8.10.6. Emploi d'un patch sur le noyau

Certaines fonctionnalités ne sont pas intégrées au noyau standard faute de stabilité ou d'accord des mainteneurs du noyau. Dans ce cas, il arrive qu'elles soient diffusées sous la forme de correctif (ou patch), que chacun est alors libre d'appliquer sur les sources du noyau.
Debian diffuse certains de ces patches par le biais des paquets linux-patch-* ou kernel-patch-* (exemple : linux-patch-grsecurity2 qui renforce la sécurité assurée par le noyau). Ces paquets installent des fichiers dans /usr/src/kernel-patches/.
Pour appliquer un ou plusieurs des patches installés, il faudra utiliser la commande patch sur le répertoire de sources, puis lancer la compilation du noyau comme précédemment.
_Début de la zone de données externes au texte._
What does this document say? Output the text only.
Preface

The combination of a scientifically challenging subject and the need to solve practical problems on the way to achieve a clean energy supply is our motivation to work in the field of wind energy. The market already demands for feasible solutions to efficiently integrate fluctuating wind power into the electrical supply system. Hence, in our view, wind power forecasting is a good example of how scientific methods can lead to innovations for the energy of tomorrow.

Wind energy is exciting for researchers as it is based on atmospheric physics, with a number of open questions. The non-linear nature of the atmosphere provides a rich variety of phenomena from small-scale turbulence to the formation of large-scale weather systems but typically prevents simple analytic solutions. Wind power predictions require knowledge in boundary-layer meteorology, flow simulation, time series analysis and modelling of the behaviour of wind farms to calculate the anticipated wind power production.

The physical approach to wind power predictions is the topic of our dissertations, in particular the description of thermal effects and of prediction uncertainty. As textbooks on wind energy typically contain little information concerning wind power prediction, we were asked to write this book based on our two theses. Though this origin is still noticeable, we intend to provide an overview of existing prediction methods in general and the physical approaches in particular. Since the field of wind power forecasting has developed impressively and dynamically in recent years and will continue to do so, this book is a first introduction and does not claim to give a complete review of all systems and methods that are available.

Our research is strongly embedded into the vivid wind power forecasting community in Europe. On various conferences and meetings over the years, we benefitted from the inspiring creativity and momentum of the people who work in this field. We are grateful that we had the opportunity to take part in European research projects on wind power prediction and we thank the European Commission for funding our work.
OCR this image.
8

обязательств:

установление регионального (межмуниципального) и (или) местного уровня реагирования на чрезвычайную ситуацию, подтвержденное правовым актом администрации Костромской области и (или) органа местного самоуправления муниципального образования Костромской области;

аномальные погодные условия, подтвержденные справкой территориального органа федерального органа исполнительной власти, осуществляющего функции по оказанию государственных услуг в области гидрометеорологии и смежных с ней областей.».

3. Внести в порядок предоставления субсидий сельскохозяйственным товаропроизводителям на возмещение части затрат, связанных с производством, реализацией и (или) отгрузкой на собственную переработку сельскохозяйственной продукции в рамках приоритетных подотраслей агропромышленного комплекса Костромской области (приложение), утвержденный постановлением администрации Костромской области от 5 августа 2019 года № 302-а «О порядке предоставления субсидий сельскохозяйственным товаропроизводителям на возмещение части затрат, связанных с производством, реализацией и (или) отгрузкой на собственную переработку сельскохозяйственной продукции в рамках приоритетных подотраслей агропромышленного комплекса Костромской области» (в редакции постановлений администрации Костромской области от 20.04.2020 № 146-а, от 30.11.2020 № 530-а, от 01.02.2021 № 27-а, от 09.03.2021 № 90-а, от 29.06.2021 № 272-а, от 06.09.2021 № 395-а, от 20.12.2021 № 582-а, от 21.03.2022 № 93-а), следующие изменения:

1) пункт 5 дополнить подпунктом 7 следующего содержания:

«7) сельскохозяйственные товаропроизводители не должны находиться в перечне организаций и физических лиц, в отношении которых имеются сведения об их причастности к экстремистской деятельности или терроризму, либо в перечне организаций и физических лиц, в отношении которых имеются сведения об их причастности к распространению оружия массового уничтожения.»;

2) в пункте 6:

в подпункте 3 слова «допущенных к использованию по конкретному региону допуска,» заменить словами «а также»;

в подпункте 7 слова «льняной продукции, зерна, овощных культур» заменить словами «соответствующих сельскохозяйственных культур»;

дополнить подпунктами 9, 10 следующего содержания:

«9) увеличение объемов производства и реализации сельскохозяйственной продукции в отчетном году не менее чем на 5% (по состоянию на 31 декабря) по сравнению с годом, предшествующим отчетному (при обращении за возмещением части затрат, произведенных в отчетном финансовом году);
$ cd ~/kernel/linux-source-3.16
$ make clean
$ zcat /usr/src/kernel-patches/diffs/grsecurity2/grsecurity-3.0-3.17.1-201410250027.patch.gz | patch -p1
Attention, un patch ne fonctionnant pas forcément avec toutes les versions des noyaux, il est possible que patch échoue à l'appliquer sur les sources du noyau. Un message vous en informera alors : dans ce cas, référez-vous à la documentation disponible dans le paquet Debian du patch (dans le répertoire /usr/share/doc/linux-patch-*/). Il est probable que le mainteneur indique pour quelles versions du noyau il a été prévu.